Overriding a Certificate Revocation List (CRL) Configuration

1. Select Configuration > Devices from the web UI.
   The Device Configuration screen displays a list of managed devices or peer controllers, service platforms, or access points.
2. Select Profile Overrides > Security.
3. Select Certificate Revocation.
   

   Note

   A blue override icon (to the left of a parameter) defines the parameter as having an override applied. To remove an override go to the Basic Configuration section of the device and click Clear Overrides. This removes all overrides from the device.
4. Click + Add Row to add a column in the Certificate Revocation List (CRL) Update Interval table to quarantine certificates from use in the network.
   Additionally, a certificate can be placed on hold for a user defined period.

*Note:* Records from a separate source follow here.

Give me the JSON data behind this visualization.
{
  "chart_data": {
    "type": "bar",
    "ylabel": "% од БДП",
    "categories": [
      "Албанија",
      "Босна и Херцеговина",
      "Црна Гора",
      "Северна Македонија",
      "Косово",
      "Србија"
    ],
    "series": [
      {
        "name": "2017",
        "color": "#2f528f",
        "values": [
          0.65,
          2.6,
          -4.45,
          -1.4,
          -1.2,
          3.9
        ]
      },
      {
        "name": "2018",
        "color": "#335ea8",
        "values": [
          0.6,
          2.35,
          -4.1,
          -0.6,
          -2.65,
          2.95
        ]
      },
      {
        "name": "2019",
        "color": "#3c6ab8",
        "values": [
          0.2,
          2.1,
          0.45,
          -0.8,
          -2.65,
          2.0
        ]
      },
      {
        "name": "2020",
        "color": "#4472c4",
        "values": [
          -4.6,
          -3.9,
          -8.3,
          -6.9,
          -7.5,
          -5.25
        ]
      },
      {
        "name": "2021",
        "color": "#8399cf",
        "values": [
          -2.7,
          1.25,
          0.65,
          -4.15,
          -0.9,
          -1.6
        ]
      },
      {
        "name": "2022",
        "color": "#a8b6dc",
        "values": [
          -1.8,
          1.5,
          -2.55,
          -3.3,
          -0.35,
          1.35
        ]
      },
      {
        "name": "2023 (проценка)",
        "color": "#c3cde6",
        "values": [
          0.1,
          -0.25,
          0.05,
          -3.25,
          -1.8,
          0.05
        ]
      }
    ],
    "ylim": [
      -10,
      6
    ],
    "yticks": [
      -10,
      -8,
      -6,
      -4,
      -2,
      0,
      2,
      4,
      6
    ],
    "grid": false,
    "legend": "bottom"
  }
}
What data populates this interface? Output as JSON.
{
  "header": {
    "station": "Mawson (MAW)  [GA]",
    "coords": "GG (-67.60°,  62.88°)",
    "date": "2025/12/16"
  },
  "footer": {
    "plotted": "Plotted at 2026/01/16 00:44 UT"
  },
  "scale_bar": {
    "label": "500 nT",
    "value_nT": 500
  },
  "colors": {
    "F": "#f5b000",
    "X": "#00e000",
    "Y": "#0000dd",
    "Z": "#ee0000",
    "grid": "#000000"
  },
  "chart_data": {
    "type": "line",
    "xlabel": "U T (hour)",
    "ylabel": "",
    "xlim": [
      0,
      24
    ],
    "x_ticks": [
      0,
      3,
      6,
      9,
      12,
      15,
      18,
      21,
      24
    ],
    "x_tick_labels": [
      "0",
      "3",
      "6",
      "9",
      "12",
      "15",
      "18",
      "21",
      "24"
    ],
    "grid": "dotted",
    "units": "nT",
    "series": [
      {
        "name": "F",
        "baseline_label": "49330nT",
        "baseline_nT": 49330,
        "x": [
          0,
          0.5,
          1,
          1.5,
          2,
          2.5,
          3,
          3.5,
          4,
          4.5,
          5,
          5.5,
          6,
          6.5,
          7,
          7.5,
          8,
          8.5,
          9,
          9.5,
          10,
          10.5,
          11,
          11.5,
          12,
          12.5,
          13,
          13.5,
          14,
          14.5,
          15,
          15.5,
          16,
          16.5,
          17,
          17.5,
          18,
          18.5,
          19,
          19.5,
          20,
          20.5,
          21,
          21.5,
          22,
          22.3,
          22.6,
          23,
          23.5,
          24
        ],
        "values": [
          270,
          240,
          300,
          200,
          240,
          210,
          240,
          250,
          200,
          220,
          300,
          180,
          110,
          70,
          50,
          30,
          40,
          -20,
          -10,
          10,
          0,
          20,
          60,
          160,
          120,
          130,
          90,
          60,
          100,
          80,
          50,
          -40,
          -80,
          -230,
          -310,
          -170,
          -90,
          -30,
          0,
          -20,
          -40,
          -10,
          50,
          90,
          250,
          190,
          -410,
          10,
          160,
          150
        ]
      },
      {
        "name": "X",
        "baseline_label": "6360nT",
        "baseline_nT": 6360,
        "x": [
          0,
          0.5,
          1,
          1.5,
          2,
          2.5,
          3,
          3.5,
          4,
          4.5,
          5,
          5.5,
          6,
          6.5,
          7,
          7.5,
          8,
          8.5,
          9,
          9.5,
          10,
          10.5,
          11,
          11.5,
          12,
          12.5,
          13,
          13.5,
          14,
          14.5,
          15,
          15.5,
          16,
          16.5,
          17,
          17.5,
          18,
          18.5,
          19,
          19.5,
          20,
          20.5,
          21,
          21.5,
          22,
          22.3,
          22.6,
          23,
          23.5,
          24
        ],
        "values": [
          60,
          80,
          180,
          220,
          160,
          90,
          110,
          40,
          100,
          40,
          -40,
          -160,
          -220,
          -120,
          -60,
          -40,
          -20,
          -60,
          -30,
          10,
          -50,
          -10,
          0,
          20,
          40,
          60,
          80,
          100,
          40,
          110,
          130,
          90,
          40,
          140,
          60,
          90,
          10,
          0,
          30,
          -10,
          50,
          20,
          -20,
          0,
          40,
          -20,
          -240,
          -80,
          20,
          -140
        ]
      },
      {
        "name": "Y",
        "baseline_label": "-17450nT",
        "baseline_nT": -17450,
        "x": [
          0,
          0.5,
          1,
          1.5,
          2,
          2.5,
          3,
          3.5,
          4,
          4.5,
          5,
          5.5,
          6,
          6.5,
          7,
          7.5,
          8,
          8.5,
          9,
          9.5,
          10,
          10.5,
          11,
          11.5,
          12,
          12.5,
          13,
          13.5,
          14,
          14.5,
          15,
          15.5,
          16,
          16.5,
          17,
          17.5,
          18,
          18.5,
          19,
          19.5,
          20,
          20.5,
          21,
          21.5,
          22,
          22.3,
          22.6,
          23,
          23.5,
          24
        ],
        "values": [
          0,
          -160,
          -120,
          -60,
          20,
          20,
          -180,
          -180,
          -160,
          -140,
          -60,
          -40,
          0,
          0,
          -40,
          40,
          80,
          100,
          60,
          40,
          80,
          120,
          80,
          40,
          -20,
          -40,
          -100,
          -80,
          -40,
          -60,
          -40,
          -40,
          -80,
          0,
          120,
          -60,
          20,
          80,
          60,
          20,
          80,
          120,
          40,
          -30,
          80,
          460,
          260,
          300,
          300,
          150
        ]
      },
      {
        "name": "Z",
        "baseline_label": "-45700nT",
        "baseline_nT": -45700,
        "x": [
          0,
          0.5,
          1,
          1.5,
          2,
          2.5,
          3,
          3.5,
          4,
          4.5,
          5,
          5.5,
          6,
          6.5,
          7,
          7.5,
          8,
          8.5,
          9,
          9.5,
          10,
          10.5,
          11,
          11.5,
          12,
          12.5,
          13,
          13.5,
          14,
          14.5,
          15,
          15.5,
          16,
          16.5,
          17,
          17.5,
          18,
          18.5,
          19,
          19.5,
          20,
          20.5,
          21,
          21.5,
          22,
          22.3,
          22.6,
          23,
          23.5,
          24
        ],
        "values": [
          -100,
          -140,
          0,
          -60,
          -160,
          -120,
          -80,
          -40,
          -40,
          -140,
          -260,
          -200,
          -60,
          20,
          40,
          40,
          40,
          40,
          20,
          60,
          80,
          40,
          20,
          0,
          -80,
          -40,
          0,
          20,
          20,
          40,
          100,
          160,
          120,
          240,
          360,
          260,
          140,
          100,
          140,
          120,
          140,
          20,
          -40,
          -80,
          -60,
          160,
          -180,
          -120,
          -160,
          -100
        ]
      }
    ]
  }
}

If, for instance, a private key was found and nobody had access to it, its status could be reinstated.
   1. In the Trustpoint Name field, provide the name of the trustpoint in question.
      The name cannot exceed 32 characters.
   2. In the URL field, enter the third-party resource ensuring the trustpoint's legitimacy.
   3. Use the spinner control to specify an interval (in hours) after which a device copies a CRL file from an external server and associates it with a trustpoint.
5. Click OK to save the changes or overrides to the Certificate Revocation screen.
   Click Reset to revert to the last saved configuration.